Welcome to Late Night Retro Television Reviews, a feature where we review some of our favorite and least favorite shows of the past! On Mondays, I will be reviewing CHiPs, which ran on NBC from 1977 to 1983. The entire show is currently streaming on Freevee!
This week, it’s all about bio-rhythms!
Episode 2.19 “Bio-Rhythms”
(Dir by Don Weis, originally aired on February 17th, 1979)
The Davis family is back!
Now, if you don’t remember the Davises. they were the family of independent truckers who appeared in an episode called The Volunteers. Patriarch Charley Davis (Tige Andrews) is taciturn and protective. Their friend, Sam (Steve Franken), is taciturn and protective …. actually, to be honest, he and Charley are kind of interchangeable. Daughter Robbie (Katherine Cannon) is in charge of the business and is being pressured by another trucker (Michael Conrad), who is willing to resort to sabotage to keep Robbie from making her deliveries. It’s a good thing that Robbie has got Ponch on her side!

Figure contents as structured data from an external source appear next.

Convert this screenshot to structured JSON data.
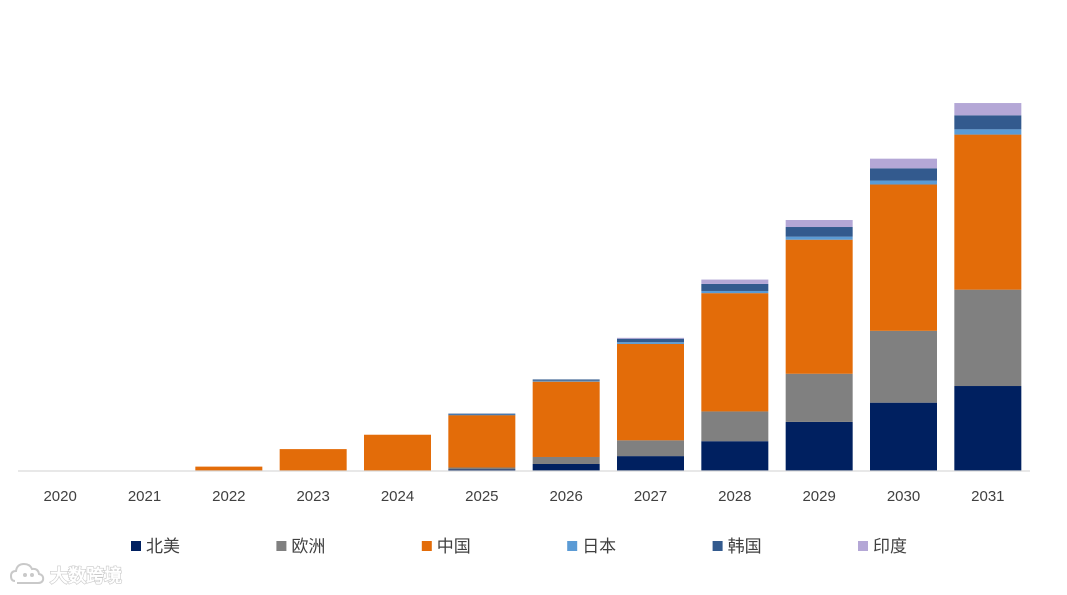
{
  "chart_data": {
    "type": "bar",
    "stacked": true,
    "categories": [
      "2020",
      "2021",
      "2022",
      "2023",
      "2024",
      "2025",
      "2026",
      "2027",
      "2028",
      "2029",
      "2030",
      "2031"
    ],
    "series": [
      {
        "name": "北美",
        "color": "#002060",
        "values": [
          0,
          0,
          0,
          0,
          0.4,
          2,
          8,
          17,
          34,
          56,
          78,
          97
        ]
      },
      {
        "name": "欧洲",
        "color": "#808080",
        "values": [
          0,
          0,
          0,
          0,
          0,
          2,
          8,
          18,
          34,
          55,
          82,
          110
        ]
      },
      {
        "name": "中国",
        "color": "#E36C09",
        "values": [
          0,
          0.5,
          5,
          25,
          41,
          60,
          86,
          110,
          135,
          153,
          167,
          177
        ]
      },
      {
        "name": "日本",
        "color": "#5B9BD5",
        "values": [
          0,
          0,
          0,
          0,
          0,
          0.5,
          1,
          2,
          2.5,
          3.5,
          4.5,
          6
        ]
      },
      {
        "name": "韩国",
        "color": "#335A8E",
        "values": [
          0,
          0,
          0,
          0,
          0,
          1,
          1.5,
          4,
          8,
          11,
          14,
          16
        ]
      },
      {
        "name": "印度",
        "color": "#B4A7D6",
        "values": [
          0,
          0,
          0,
          0,
          0,
          0,
          0,
          1,
          5,
          8,
          11,
          14
        ]
      }
    ],
    "ylim": [
      0,
      460
    ],
    "grid": false,
    "y_axis_visible": false,
    "legend_position": "bottom",
    "title": "",
    "xlabel": "",
    "ylabel": ""
  },
  "watermark": {
    "text": "大数跨境",
    "icon": "cloud-logo-icon"
  }
}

Technically, Robbie also has Baker on her side but this is definitely a Ponch episode. Baker is present but he does very little. Instead, it’s Ponch who flirts with Robbie. It’s Ponch who stops by Robbie’s apartment and uses her shower. It’s Ponch who spends an extended period of time wearing just a towel. Somewhat inevitably, Charley shows up around the same time that Ponch steps out of the shower. Ponch is kicked out of the apartment and his clothes are tossed out the window. Ponch loses his towel while retrieving his clothing. Cue the close-ups of an old woman staring at him with a impressed look in her eyes and Erik Estrada flashing his Estrada smile. It’s not that Erik Estrada wasn’t nice to look at. It’s just that he was so obviously aware that he was nice to look at that the whole scene ends up feeling rather smarmy. One gets the feeling that there was a clause in Estrada’s contract specifying that he, and only he, would be allowed to show off on the show.
While Ponch helps Robbie deal with her rivals, he also learns about biorhythms, the pseudo-science that says that, by calculating how long someone’s been alive, it can be determined which days are going to be good for them and which days are going to be bad. Sindy Cahill is doing a study on biorhythms for her master’s degree. Getraer tells his squad that the department is also very interested in whether or not biorhythms effect an officer’s productivity. Baker is skeptical about biorhythms but Ponch believes in them and even buys a biorhythm calculator.
Believing the Baker’s biorhythms have him at peak physical perfection, Ponch arranges for Baker to play handball against Getraer. Ponch even takes bets. Unfortunately, Ponch spent so much time figuring out Baker’s biorhythms that he never stopped to consider Getraer’s. The episode ends with Getraer on his way to victory and Baker looking embarrassed.
Handball? Biorhythms? Corrupt labor unions? Could this episode be more Californian?
This episode was fairly dull. A huge problem was that the Davis family and their drama are never as interesting as the show seems to think that they are. Much as with The Volunteers, I felt like I was watching a backdoor pilot for a show about the Davises when I really just wanted to watch a show about the Highway Patrol. This episode didn’t do much for me. Maybe everyone’s biorhythms were off when they filmed it.